In her essay “We Should All Be Feminists,” Chimamanda Ngozi Adichie traces her own introduction to the term feminism and the process of discovering if and how the term applies to her. She notes that her first introduction to the term indicated that to be a feminist was considered a very bad thing. Later encounters with people who had ideas about feminism supported the conclusion that most people saw feminism as something negative: angry, hateful, and definitely to be avoided. However, when she looked the word up in a dictionary, she learned that it simply meant someone who believed in the equality of men and women.

Her experiences as a woman taught her that there was merit to the idea that men and women are of equal worth and should be considered equally valuable and important to society. She was an ambitious and intelligent girl but was treated as less important than her male classmates, regardless of their capabilities and ambitions. As a successful author and teacher, she still faced second-class treatment in social situations. These personal experiences of injustice were only the tip of the iceberg, however; many women she knew had more dramatic stories of injustice and discrimination due to their gender.

Moreover, as she delved further into the consequences of gender inequality, she saw that it harmed boys and men in addition to women. As a result of these considerations, Adichie determines she is, in fact, a feminist. She does believe we should work toward changing cultural expectations of gender so that both men and women can live more authentically, without the hindrance of restrictive gender roles. Ultimately, she concludes that anyone who sees existing gender expectations as problematic and wants to change them is a feminist.

Childhood

Chimamanda Ngozi Adichie’s essay “We Should All Be Feminists” makes the case that gender inequality and societal gender expectations are harmful—to men as well as to women. She presents a vision of a different future in which the present cultural norms surrounding gender are changed for the better. This change, she suggests, needs to start with how we raise children.

To support this idea, she describes childhood experiences of gender discrimination and inequality, both from her own life and from others’ experiences. She explains how she was passed over for the role of class monitor in school even though the teacher promised the role to the person with the highest test score and she was the person with the highest test score. The job went to a boy instead—one who had no interest in the position. She also tells how a family she knows will make their daughter cook a snack of noodles for their son, rather than teaching him to make his own noodles.

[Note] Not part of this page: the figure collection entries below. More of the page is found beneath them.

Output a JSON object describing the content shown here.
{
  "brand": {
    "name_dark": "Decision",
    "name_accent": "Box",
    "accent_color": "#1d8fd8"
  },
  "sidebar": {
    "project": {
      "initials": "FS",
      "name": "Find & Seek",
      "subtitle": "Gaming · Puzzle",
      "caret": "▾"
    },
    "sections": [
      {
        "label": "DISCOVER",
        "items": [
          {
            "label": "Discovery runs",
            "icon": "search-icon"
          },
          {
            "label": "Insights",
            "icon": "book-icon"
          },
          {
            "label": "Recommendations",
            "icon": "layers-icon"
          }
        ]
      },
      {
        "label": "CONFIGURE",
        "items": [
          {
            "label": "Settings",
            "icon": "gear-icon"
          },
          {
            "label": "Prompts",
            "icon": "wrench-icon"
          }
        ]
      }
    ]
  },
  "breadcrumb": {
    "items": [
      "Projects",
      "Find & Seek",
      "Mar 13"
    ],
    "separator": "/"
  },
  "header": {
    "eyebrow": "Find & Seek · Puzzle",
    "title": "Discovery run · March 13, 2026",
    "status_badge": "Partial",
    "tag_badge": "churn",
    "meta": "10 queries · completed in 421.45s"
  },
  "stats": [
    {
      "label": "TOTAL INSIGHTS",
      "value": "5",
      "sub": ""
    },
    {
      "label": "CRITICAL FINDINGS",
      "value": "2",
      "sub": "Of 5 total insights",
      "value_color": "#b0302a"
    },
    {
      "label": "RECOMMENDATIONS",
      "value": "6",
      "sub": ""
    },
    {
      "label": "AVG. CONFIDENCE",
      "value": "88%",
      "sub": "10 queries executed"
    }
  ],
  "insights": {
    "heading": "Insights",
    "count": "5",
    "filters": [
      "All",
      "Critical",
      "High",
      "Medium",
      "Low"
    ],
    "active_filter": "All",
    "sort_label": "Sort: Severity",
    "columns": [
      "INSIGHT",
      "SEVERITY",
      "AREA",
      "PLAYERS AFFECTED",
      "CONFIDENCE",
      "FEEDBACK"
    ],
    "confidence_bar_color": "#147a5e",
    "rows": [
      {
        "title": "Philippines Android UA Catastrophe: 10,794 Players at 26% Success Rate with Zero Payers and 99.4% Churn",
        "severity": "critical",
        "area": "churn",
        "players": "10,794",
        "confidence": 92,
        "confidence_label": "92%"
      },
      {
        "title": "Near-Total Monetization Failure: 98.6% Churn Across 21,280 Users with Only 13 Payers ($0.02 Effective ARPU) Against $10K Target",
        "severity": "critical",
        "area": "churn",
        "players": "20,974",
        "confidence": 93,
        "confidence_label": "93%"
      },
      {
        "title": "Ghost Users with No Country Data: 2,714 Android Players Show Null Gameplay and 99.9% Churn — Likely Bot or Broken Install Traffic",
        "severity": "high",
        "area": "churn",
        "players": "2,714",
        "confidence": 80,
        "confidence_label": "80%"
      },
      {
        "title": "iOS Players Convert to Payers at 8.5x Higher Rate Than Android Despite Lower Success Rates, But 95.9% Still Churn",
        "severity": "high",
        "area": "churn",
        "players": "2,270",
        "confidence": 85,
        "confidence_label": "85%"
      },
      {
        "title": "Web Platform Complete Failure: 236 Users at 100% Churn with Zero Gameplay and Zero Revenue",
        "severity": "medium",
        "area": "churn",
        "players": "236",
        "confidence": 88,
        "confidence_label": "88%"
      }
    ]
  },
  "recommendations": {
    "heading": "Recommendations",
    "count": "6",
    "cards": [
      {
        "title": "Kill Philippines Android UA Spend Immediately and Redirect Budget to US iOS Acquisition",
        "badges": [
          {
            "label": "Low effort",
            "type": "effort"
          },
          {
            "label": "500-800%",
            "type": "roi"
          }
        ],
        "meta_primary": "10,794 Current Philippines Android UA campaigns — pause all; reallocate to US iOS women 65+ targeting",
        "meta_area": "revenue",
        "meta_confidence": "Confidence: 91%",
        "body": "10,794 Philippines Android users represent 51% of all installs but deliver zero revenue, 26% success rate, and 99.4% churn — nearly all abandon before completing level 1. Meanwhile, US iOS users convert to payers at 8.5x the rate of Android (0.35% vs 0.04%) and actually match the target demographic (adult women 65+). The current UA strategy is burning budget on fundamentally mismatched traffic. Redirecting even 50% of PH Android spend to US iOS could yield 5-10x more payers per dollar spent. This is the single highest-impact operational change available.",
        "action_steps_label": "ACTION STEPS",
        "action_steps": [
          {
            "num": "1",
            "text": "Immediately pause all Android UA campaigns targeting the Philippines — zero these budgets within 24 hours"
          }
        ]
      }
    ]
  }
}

If gender expectations are ingrained in people from childhood, Adichie argues, those expectations are seen as normative. However, there is a hopeful message here: If gender norms are taught in childhood, they can be taught differently. If something is learned, it can be unlearned. What we teach children is within our control. And so she asks her audience to consider what it would be like if we just taught boys to cook for themselves or if we gave girls roles of leadership in school. What if we encouraged children to follow their interests and capabilities, instead of teaching boys to seek power and money and girls to seek marriage? By changing the messages people receive in childhood, we can change the future for the better.